Latest Developments in the Technology Sector

  • Telecommunication companies and banks have protested the Central Bank of Kenya’s move to extend the free mobile money transaction fees without consulting them. The firms said that CBK should have sought their opinion before unilaterally extending various relief measures on mobile phone payments by a further six months, which will see banks and telcos like Safaricom lose billions of shillings.
  • YouTube on Monday said it’s terminated the channels of a handful of white supremacists, including far-right figure Richard Spencer and former Ku Klux Klan grand wizard David Duke. YouTube, which is owned by Google, said the accounts were removed for repeatedly violating the platform’s policies against hate speech.
  • Amazon on Monday said it’s paying out $500 million in one-time bonuses to front-line employees — those most at risk of contracting the coronavirus — who worked for the company through June.
  • India banned wildly popular Chinese app TikTok and 58 others on Monday after a border clash between troops in both countries left at least 20 Indian soldiers dead this month. The apps, which range from gaming to music streaming and social media, are “prejudicial to sovereignty and integrity of India, defence of India, security of state and public order,” India’s Ministry of Information Technology said in a statement on Monday.

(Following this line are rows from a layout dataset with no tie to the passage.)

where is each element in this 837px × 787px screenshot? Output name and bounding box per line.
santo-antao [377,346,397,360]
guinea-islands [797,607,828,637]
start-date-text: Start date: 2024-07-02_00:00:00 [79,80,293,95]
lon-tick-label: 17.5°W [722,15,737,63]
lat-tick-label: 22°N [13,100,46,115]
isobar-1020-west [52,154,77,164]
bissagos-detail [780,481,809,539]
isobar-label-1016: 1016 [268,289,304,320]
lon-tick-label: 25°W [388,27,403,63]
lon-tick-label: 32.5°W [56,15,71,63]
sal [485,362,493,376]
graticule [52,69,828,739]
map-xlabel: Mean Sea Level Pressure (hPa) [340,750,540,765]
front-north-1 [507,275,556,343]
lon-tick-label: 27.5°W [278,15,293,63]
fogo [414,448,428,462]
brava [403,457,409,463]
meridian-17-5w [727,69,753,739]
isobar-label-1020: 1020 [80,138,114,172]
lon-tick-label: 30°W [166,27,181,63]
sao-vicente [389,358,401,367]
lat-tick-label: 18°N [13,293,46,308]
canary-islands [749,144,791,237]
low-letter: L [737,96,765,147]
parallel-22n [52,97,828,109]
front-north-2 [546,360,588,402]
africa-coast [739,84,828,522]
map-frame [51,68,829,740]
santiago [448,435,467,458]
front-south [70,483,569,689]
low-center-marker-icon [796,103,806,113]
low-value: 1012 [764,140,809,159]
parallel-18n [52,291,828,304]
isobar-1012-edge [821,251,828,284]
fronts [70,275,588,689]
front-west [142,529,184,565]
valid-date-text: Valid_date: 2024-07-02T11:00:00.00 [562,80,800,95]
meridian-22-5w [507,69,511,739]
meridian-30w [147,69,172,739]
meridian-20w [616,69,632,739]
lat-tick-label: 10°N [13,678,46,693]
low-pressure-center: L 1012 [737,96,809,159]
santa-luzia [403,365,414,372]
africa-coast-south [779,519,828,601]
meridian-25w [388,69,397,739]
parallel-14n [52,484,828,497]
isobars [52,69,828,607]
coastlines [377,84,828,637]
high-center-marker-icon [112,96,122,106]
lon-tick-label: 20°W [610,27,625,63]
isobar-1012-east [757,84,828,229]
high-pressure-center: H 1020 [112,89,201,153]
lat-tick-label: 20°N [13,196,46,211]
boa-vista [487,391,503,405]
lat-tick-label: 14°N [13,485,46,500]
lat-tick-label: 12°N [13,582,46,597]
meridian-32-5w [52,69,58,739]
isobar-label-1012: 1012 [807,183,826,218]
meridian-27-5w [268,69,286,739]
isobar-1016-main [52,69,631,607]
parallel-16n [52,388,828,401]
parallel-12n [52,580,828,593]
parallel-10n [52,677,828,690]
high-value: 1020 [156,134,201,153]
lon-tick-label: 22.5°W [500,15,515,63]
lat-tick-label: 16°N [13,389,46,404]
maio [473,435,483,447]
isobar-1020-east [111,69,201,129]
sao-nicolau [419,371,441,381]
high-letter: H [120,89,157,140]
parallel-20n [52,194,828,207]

  • Google Photos will no longer backup images and videos saved from folders created and managed by social media apps by default (via Android Police). Previously, Google’s photo backup platform would automatically upload all images saved to your Android or iOS device, including those files stored in folders created by apps like Facebook, Instagram, and WhatsApp. Now, Google says that feature is turned off, and you’ll have to toggle it on for specific apps or run manual backups on specific folders.
  • Alphabet Inc’s Google has removed search ads that charged users searching for voting information large fees for voter registration or harvested therir personal data.